The startling percentage comes from the University of Michigan C.S. Mott Children's Hospital National Poll on Children's Health, Ann Arbor, Mich.

"These statistics underscore the importance of helmet laws to help prevent death and injury from children not wearing helmets while riding their bikes," says poll director Dr. Matthew Davis.

Meanwhile, the National Highway Traffic Safety Administration, Washington, D.C., predicts that universal use of helmets among bicyclists ages 4-15 would prevent more than 90,000 head and facial injuries per year.

Dr. Davis says not wearing a helmet comes down to a number cultural and economic factors. He recommends passing more helmet laws and more efficiently disseminating information about free or inexpensive helmets available to those in need. A third, more conceptual way to attack the issue is to educate families on the importance of wearing helmets in the same way they learned to accept wearing seatbelts in the 1980s.

"That is going to be perhaps the toughest," Dr.

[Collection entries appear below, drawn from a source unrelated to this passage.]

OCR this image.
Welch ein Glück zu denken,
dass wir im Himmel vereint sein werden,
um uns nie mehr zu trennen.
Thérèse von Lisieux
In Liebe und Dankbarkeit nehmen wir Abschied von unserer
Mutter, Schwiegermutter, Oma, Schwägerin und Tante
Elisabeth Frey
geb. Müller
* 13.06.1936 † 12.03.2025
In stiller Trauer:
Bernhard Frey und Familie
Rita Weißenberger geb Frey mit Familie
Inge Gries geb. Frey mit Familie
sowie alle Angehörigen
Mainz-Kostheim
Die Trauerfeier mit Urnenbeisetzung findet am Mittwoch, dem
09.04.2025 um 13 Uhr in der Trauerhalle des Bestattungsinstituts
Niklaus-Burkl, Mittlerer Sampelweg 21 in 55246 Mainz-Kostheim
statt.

Davis says, "because it involves communicating the benefits of the health behavior and really trying to make a longstanding difference in the attitudes of parents and in the communities that may not yet be on board with the use of bicycle helmets."

The poll finds a sharp decline in kids who wear helmets from ages 4-11 (53 percent) to 12-17 (29 percent), as wearing one can be considered "uncool" for teens. In states that have helmet laws, 12-17-year-olds wear a helmet 54 percent of the time.

"There is a challenge here for health care providers and public health officials," Dr. Davis says, "to communicate that wearing a helmet is actually the cool thing to do besides being the healthy thing to do."